Il y en a dans tous les sens ! Cela donne parfois l’impression d’être une ruée vers l’or, un peu comme avec le Bitcoin, l’impression 3D ou les objets connectés.
Phénomène de mode ?
Symbole de cette tendance, ce dernier week-end, je jouais le rôle de mentor au Startup Weekend Polytechnique. Même eux s’y mettent ! Les équipes candidates mélangeaient des élèves de l’X et des jeunes issus de toutes filières d’ingénieurs, de commerce, de design, autant grandes écoles qu’universitaires.
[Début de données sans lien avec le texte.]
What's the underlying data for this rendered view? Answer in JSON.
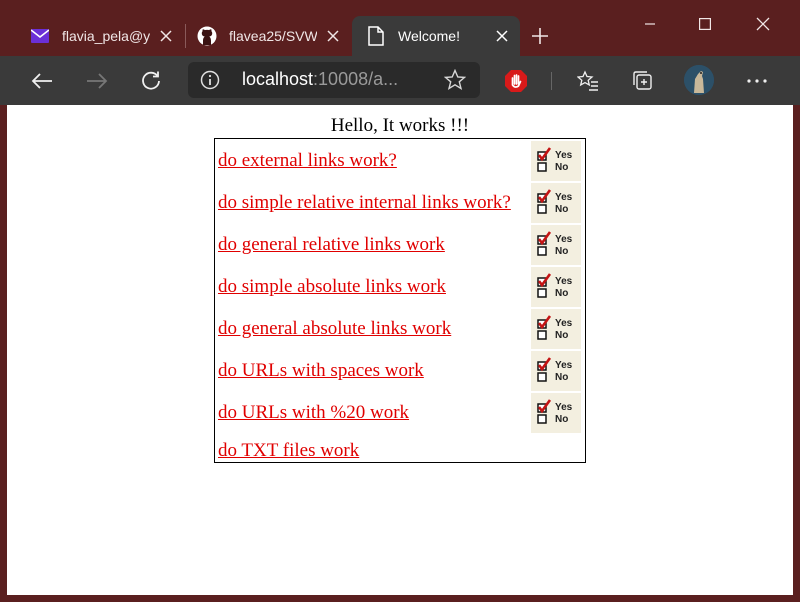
{
  "browser": {
    "tabs": [
      {
        "title": "flavia_pela@y",
        "icon": "mail-icon",
        "active": false
      },
      {
        "title": "flavea25/SVW",
        "icon": "github-icon",
        "active": false
      },
      {
        "title": "Welcome!",
        "icon": "page-icon",
        "active": true
      }
    ],
    "address": {
      "host": "localhost",
      "rest": ":10008/a..."
    },
    "colors": {
      "titlebar": "#5a1f1f",
      "toolbar": "#3a3a3a",
      "link": "#e00000",
      "blocker": "#d81a1a"
    }
  },
  "page": {
    "heading": "Hello, It works !!!",
    "links": [
      {
        "label": "do external links work?",
        "has_checkbox": true
      },
      {
        "label": "do simple relative internal links work?",
        "has_checkbox": true
      },
      {
        "label": "do general relative links work",
        "has_checkbox": true
      },
      {
        "label": "do simple absolute links work",
        "has_checkbox": true
      },
      {
        "label": "do general absolute links work",
        "has_checkbox": true
      },
      {
        "label": "do URLs with spaces work",
        "has_checkbox": true
      },
      {
        "label": "do URLs with %20 work",
        "has_checkbox": true
      },
      {
        "label": "do TXT files work",
        "has_checkbox": false
      }
    ],
    "checkbox_labels": {
      "yes": "Yes",
      "no": "No"
    }
  }
}
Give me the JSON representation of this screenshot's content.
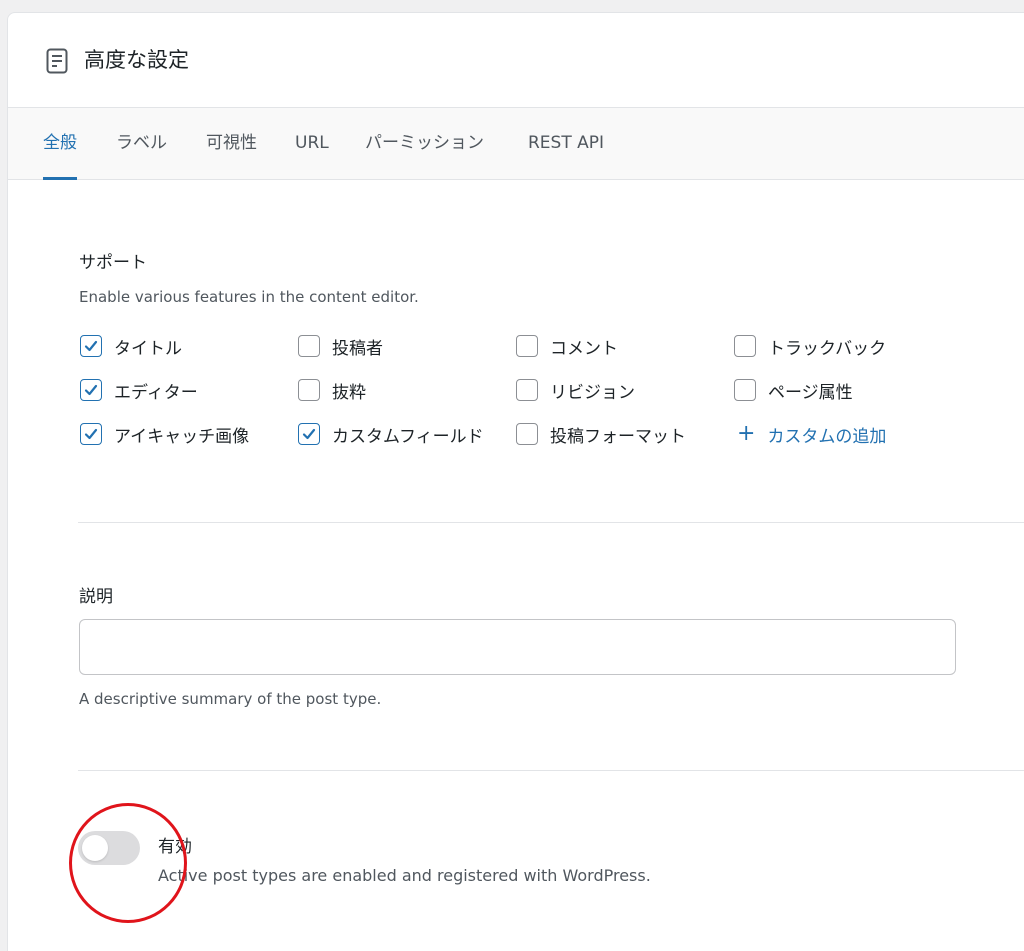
{
  "panel": {
    "icon": "document-icon",
    "title": "高度な設定"
  },
  "tabs": [
    {
      "label": "全般",
      "active": true
    },
    {
      "label": "ラベル",
      "active": false
    },
    {
      "label": "可視性",
      "active": false
    },
    {
      "label": "URL",
      "active": false
    },
    {
      "label": "パーミッション",
      "active": false
    },
    {
      "label": "REST API",
      "active": false
    }
  ],
  "supports": {
    "label": "サポート",
    "help": "Enable various features in the content editor.",
    "items": [
      {
        "label": "タイトル",
        "checked": true
      },
      {
        "label": "投稿者",
        "checked": false
      },
      {
        "label": "コメント",
        "checked": false
      },
      {
        "label": "トラックバック",
        "checked": false
      },
      {
        "label": "エディター",
        "checked": true
      },
      {
        "label": "抜粋",
        "checked": false
      },
      {
        "label": "リビジョン",
        "checked": false
      },
      {
        "label": "ページ属性",
        "checked": false
      },
      {
        "label": "アイキャッチ画像",
        "checked": true
      },
      {
        "label": "カスタムフィールド",
        "checked": true
      },
      {
        "label": "投稿フォーマット",
        "checked": false
      }
    ],
    "add_custom_label": "カスタムの追加",
    "add_custom_icon": "plus-icon"
  },
  "description": {
    "label": "説明",
    "value": "",
    "placeholder": "",
    "help": "A descriptive summary of the post type."
  },
  "active": {
    "label": "有効",
    "enabled": false,
    "help": "Active post types are enabled and registered with WordPress."
  },
  "colors": {
    "accent": "#2271b1",
    "annotation": "#e0141b",
    "toggle_off": "#dcdcde"
  }
}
Il y en avait de toute la France, jusqu’à Biarritz (avec notamment un support stabilisé de GoPro, ci-dessous) ! J’y ai même croisé trois élèves de 42 ! Qui plus est, il y avait 16 équipes et plus de 100 participants actifs, un niveau rarement atteint dans ces Startups Week-ends et c’était mon 7ième en temps que mentor ! Qui plus est, les élèves de l’X avaient pris soin de tenir leur réputation avec une organisation logistique sans faille, jusqu’au système de commande des burgers et des pizzas ! Tout cela était un beau symbole de creuset d’innovation !
Autre symbole, je dépiaute en ce moment les 119 dossiers des candidats de la Startup Academy, l’un des concours de startups de ce bas monde, celui-ci existant depuis 2008. Le nombre de candidats présélectionnés est assez stable, quoiqu’en légère augmentation. La diversité des projets y est toujours très grande. On retrouve quelques pépites et cependant beaucoup de micro-projets créant de la micro-valeur pour des micro-cibles.
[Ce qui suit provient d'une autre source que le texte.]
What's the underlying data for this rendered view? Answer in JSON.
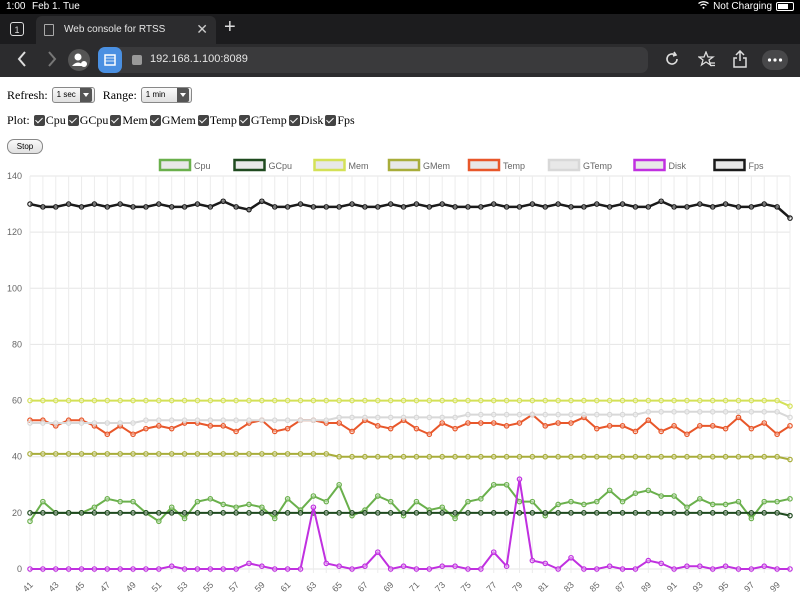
{
  "status_bar": {
    "time": "1:00",
    "date": "Feb 1. Tue",
    "charging": "Not Charging"
  },
  "browser": {
    "tab_count": "1",
    "tab_title": "Web console for RTSS",
    "url": "192.168.1.100:8089",
    "icons": [
      "back-icon",
      "forward-icon",
      "profile-icon",
      "tab-icon",
      "reload-icon",
      "bookmark-icon",
      "share-icon",
      "more-icon",
      "new-tab-icon",
      "close-icon"
    ]
  },
  "controls": {
    "refresh_label": "Refresh:",
    "refresh_value": "1 sec",
    "range_label": "Range:",
    "range_value": "1 min",
    "plot_label": "Plot:",
    "plot_options": [
      "Cpu",
      "GCpu",
      "Mem",
      "GMem",
      "Temp",
      "GTemp",
      "Disk",
      "Fps"
    ],
    "stop_label": "Stop"
  },
  "chart_data": {
    "type": "line",
    "x": [
      41,
      42,
      43,
      44,
      45,
      46,
      47,
      48,
      49,
      50,
      51,
      52,
      53,
      54,
      55,
      56,
      57,
      58,
      59,
      60,
      61,
      62,
      63,
      64,
      65,
      66,
      67,
      68,
      69,
      70,
      71,
      72,
      73,
      74,
      75,
      76,
      77,
      78,
      79,
      80,
      81,
      82,
      83,
      84,
      85,
      86,
      87,
      88,
      89,
      90,
      91,
      92,
      93,
      94,
      95,
      96,
      97,
      98,
      99,
      100
    ],
    "x_ticks": [
      41,
      43,
      45,
      47,
      49,
      51,
      53,
      55,
      57,
      59,
      61,
      63,
      65,
      67,
      69,
      71,
      73,
      75,
      77,
      79,
      81,
      83,
      85,
      87,
      89,
      91,
      93,
      95,
      97,
      99
    ],
    "ylim": [
      0,
      140
    ],
    "y_ticks": [
      0,
      20,
      40,
      60,
      80,
      100,
      120,
      140
    ],
    "grid": true,
    "legend_position": "top",
    "series": [
      {
        "name": "Cpu",
        "color": "#6ab04c",
        "width": 2,
        "values": [
          17,
          24,
          20,
          20,
          20,
          22,
          25,
          24,
          24,
          20,
          17,
          22,
          18,
          24,
          25,
          23,
          22,
          23,
          22,
          18,
          25,
          21,
          26,
          24,
          30,
          19,
          21,
          26,
          24,
          19,
          24,
          21,
          22,
          18,
          24,
          25,
          30,
          30,
          24,
          24,
          19,
          23,
          24,
          23,
          24,
          28,
          24,
          27,
          28,
          26,
          26,
          22,
          25,
          23,
          23,
          24,
          18,
          24,
          24,
          25
        ]
      },
      {
        "name": "GCpu",
        "color": "#1f4a1f",
        "width": 2,
        "values": [
          20,
          20,
          20,
          20,
          20,
          20,
          20,
          20,
          20,
          20,
          20,
          20,
          20,
          20,
          20,
          20,
          20,
          20,
          20,
          20,
          20,
          20,
          20,
          20,
          20,
          20,
          20,
          20,
          20,
          20,
          20,
          20,
          20,
          20,
          20,
          20,
          20,
          20,
          20,
          20,
          20,
          20,
          20,
          20,
          20,
          20,
          20,
          20,
          20,
          20,
          20,
          20,
          20,
          20,
          20,
          20,
          20,
          20,
          20,
          19
        ]
      },
      {
        "name": "Mem",
        "color": "#d4e157",
        "width": 2,
        "values": [
          60,
          60,
          60,
          60,
          60,
          60,
          60,
          60,
          60,
          60,
          60,
          60,
          60,
          60,
          60,
          60,
          60,
          60,
          60,
          60,
          60,
          60,
          60,
          60,
          60,
          60,
          60,
          60,
          60,
          60,
          60,
          60,
          60,
          60,
          60,
          60,
          60,
          60,
          60,
          60,
          60,
          60,
          60,
          60,
          60,
          60,
          60,
          60,
          60,
          60,
          60,
          60,
          60,
          60,
          60,
          60,
          60,
          60,
          60,
          58
        ]
      },
      {
        "name": "GMem",
        "color": "#a8ad3a",
        "width": 2,
        "values": [
          41,
          41,
          41,
          41,
          41,
          41,
          41,
          41,
          41,
          41,
          41,
          41,
          41,
          41,
          41,
          41,
          41,
          41,
          41,
          41,
          41,
          41,
          41,
          41,
          40,
          40,
          40,
          40,
          40,
          40,
          40,
          40,
          40,
          40,
          40,
          40,
          40,
          40,
          40,
          40,
          40,
          40,
          40,
          40,
          40,
          40,
          40,
          40,
          40,
          40,
          40,
          40,
          40,
          40,
          40,
          40,
          40,
          40,
          40,
          39
        ]
      },
      {
        "name": "Temp",
        "color": "#e8572a",
        "width": 2,
        "values": [
          53,
          53,
          51,
          53,
          53,
          51,
          48,
          51,
          48,
          50,
          51,
          50,
          52,
          52,
          51,
          51,
          49,
          52,
          53,
          49,
          50,
          53,
          53,
          52,
          52,
          49,
          53,
          51,
          50,
          53,
          50,
          48,
          52,
          50,
          52,
          52,
          52,
          51,
          52,
          55,
          51,
          52,
          52,
          54,
          50,
          51,
          51,
          49,
          53,
          49,
          51,
          48,
          51,
          51,
          50,
          54,
          50,
          52,
          48,
          51
        ]
      },
      {
        "name": "GTemp",
        "color": "#d8d8d8",
        "width": 2,
        "values": [
          52,
          52,
          52,
          52,
          52,
          52,
          52,
          52,
          52,
          53,
          53,
          53,
          53,
          53,
          53,
          53,
          53,
          53,
          53,
          53,
          53,
          53,
          53,
          53,
          54,
          54,
          54,
          54,
          54,
          54,
          54,
          54,
          54,
          54,
          55,
          55,
          55,
          55,
          55,
          55,
          55,
          55,
          55,
          55,
          55,
          55,
          55,
          55,
          56,
          56,
          56,
          56,
          56,
          56,
          56,
          56,
          56,
          56,
          56,
          54
        ]
      },
      {
        "name": "Disk",
        "color": "#c030e0",
        "width": 2,
        "values": [
          0,
          0,
          0,
          0,
          0,
          0,
          0,
          0,
          0,
          0,
          0,
          1,
          0,
          0,
          0,
          0,
          0,
          2,
          1,
          0,
          0,
          0,
          22,
          2,
          1,
          0,
          1,
          6,
          0,
          1,
          0,
          0,
          1,
          1,
          0,
          0,
          6,
          1,
          32,
          3,
          2,
          0,
          4,
          0,
          0,
          1,
          0,
          0,
          3,
          2,
          0,
          1,
          1,
          0,
          1,
          0,
          0,
          1,
          0,
          0
        ]
      },
      {
        "name": "Fps",
        "color": "#1a1a1a",
        "width": 2.5,
        "values": [
          130,
          129,
          129,
          130,
          129,
          130,
          129,
          130,
          129,
          129,
          130,
          129,
          129,
          130,
          129,
          131,
          129,
          128,
          131,
          129,
          129,
          130,
          129,
          129,
          129,
          130,
          129,
          129,
          130,
          129,
          130,
          129,
          130,
          129,
          129,
          129,
          130,
          129,
          129,
          130,
          129,
          130,
          129,
          129,
          130,
          129,
          130,
          129,
          129,
          131,
          129,
          129,
          130,
          129,
          130,
          129,
          129,
          130,
          129,
          125
        ]
      }
    ]
  }
}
On y retrouve une zone de progrès manifeste pour les projets nés en France : un côté “petits-bras”. Des projets qui ciblent des marchés de niche difficiles d’abord. Une absence de vision côté plateforme. Une faiblesse côté technologique alors que pourtant, nous ne manquons pas de technologues brillants. Certes, il y a de quoi faire dans l’innovation de services, mais la vision proposée est souvent étriquée et pas très scalable. Ce n’est pas bien nouveau mais l’appel d’air de l’entrepreneuriat génère naturellement un grand nombre de projets ayant ce profil là.
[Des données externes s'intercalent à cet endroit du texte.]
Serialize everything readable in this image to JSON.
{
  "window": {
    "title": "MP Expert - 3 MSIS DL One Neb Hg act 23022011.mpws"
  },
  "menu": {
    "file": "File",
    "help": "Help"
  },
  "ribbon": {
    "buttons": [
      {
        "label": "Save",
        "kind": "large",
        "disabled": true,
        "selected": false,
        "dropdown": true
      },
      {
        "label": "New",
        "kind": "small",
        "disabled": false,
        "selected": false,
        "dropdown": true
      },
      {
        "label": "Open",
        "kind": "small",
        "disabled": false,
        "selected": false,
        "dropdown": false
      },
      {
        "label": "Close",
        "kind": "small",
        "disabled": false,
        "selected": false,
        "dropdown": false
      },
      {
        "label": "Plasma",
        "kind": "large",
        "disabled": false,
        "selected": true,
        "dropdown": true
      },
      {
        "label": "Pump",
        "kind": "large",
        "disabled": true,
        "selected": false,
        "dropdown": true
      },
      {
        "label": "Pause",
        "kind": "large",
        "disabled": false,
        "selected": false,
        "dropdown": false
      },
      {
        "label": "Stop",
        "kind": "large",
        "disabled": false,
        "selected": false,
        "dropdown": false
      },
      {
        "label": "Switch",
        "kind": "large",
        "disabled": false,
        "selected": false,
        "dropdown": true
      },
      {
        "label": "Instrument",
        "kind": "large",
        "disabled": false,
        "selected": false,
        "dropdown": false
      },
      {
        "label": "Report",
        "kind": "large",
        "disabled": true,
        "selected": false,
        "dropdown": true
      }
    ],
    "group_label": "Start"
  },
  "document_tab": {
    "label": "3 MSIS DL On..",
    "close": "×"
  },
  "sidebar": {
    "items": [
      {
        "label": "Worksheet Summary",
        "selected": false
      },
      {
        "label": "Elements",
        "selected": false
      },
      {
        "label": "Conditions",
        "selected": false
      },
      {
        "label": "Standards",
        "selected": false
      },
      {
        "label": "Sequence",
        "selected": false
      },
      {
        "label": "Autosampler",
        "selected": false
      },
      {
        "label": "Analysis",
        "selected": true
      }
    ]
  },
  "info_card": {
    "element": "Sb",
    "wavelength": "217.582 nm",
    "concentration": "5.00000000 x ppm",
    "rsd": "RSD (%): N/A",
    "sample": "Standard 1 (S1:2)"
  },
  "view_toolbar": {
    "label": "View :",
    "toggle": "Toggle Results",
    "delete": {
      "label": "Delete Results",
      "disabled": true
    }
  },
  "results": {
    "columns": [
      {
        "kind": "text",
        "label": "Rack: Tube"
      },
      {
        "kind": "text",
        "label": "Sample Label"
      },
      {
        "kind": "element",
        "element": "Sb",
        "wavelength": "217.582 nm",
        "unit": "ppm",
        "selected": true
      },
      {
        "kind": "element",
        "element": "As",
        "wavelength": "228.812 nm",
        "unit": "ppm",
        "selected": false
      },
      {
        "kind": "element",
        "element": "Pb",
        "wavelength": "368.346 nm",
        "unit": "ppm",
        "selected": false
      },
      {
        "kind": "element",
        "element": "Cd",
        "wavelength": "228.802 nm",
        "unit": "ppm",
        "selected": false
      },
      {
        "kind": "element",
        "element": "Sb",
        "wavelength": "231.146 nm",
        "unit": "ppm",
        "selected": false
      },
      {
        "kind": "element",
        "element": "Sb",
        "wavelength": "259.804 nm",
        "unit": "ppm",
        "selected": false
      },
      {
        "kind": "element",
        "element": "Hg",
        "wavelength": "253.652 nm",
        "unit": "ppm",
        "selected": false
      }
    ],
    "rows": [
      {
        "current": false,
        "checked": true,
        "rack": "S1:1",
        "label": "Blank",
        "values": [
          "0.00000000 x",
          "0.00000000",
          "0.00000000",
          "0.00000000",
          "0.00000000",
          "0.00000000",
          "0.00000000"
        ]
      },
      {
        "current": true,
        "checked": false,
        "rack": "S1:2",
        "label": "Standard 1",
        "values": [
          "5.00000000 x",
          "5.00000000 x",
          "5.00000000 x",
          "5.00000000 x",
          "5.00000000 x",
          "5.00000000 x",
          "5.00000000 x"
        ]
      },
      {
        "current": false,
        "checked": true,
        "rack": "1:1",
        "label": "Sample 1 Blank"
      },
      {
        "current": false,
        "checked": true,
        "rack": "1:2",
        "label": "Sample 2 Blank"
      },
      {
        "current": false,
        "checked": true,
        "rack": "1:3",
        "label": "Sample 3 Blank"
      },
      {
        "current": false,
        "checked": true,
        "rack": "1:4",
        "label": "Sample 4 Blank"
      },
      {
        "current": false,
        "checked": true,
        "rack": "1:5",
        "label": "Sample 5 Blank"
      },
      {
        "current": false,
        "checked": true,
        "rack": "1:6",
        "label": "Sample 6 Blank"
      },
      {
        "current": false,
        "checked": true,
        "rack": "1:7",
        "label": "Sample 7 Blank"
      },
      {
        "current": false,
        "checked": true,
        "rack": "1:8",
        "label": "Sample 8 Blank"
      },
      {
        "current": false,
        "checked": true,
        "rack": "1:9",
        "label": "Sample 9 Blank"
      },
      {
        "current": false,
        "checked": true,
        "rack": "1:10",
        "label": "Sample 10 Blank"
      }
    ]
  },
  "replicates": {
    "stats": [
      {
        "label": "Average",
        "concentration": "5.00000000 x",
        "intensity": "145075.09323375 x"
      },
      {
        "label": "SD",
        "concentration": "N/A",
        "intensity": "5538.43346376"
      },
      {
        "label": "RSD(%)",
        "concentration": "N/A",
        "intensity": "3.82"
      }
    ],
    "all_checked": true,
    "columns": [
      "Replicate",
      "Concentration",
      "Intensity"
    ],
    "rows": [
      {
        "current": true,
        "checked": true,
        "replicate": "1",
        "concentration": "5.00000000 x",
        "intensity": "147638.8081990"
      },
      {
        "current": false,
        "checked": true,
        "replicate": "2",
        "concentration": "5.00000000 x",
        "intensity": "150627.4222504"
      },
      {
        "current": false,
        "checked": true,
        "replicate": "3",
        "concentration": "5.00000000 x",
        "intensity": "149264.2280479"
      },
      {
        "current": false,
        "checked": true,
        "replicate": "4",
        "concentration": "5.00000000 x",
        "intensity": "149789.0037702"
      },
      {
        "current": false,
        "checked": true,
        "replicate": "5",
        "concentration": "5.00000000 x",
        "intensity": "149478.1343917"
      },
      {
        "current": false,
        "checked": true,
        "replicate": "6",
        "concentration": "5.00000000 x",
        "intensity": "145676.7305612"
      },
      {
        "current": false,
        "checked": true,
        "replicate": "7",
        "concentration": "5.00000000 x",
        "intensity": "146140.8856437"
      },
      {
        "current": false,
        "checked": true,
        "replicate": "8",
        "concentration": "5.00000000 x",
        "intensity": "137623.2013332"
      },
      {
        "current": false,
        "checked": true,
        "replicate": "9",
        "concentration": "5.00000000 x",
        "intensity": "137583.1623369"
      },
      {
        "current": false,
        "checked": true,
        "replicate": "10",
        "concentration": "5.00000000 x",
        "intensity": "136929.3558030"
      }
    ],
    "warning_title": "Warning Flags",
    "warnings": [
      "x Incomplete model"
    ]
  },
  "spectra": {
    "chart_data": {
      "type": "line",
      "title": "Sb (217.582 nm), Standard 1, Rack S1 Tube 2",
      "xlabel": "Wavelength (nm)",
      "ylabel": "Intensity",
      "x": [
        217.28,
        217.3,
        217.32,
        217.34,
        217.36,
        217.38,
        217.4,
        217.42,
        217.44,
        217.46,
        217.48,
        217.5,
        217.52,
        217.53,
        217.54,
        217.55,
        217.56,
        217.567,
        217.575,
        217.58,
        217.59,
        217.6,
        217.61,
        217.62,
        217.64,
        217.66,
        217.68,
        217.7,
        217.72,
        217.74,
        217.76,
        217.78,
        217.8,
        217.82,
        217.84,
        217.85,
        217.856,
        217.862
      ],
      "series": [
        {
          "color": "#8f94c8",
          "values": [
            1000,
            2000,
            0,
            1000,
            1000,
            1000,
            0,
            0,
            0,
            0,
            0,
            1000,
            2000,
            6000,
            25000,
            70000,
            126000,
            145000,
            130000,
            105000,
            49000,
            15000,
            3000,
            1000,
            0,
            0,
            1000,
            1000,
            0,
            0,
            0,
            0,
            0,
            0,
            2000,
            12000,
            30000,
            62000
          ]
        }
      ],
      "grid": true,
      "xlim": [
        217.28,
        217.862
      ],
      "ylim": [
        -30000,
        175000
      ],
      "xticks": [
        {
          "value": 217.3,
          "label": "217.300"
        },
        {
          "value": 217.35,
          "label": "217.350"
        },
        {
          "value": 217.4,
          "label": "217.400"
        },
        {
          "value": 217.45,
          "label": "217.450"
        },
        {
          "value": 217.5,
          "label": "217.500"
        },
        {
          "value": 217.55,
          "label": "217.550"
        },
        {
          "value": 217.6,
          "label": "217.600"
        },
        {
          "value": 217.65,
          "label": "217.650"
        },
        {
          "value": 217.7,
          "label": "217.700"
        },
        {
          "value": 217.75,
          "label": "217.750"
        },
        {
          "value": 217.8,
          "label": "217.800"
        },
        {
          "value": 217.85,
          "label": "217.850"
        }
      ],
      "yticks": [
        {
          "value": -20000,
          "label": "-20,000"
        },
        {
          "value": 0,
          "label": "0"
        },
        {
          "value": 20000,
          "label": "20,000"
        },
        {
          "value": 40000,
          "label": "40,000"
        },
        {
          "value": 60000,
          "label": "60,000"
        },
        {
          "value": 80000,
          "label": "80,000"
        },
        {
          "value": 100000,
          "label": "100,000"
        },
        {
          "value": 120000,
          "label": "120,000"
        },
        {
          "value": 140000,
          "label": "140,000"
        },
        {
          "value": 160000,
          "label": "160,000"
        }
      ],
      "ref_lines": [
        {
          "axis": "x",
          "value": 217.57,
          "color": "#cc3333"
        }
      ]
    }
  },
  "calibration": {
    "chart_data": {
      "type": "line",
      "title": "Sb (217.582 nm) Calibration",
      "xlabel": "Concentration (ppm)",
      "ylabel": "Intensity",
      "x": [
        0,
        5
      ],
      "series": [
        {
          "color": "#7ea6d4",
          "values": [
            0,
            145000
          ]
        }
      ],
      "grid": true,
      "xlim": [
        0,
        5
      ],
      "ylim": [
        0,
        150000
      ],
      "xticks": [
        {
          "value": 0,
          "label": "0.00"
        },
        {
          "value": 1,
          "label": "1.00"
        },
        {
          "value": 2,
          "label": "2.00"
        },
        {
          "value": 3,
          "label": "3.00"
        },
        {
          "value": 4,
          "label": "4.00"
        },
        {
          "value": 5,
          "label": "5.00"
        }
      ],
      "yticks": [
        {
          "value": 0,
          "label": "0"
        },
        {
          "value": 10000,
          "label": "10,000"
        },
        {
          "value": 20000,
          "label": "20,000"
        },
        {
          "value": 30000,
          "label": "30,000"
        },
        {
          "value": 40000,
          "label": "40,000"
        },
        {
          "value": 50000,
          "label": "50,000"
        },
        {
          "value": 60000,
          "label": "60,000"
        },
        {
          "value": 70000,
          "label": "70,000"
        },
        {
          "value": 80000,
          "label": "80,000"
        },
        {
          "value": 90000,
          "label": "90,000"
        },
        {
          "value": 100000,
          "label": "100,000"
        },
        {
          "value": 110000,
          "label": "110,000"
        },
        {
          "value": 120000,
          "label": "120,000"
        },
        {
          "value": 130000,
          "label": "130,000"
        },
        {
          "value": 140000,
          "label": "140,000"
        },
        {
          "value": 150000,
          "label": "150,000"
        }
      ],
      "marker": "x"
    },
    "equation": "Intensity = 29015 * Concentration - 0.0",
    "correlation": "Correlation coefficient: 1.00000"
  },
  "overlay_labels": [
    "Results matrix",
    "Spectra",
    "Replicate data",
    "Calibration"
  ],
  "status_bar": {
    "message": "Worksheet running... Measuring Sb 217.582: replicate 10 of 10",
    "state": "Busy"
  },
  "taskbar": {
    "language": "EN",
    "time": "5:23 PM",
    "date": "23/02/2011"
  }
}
Le côté petits-bras est un cercle vicieux qui n’a pas encore été rompu : il a comme origine l’association des difficultés à se financer (en France et en Europe), à créer des équipes pluridisciplinaires, et aussi au côté prudent de notre culture. On ne nous a pas appris l’ambition à l’école en général ! Cela commence à changer heureusement, notamment avec la multiplication des filières entrepreneuriales dans les grandes écoles et même dans certaines universités.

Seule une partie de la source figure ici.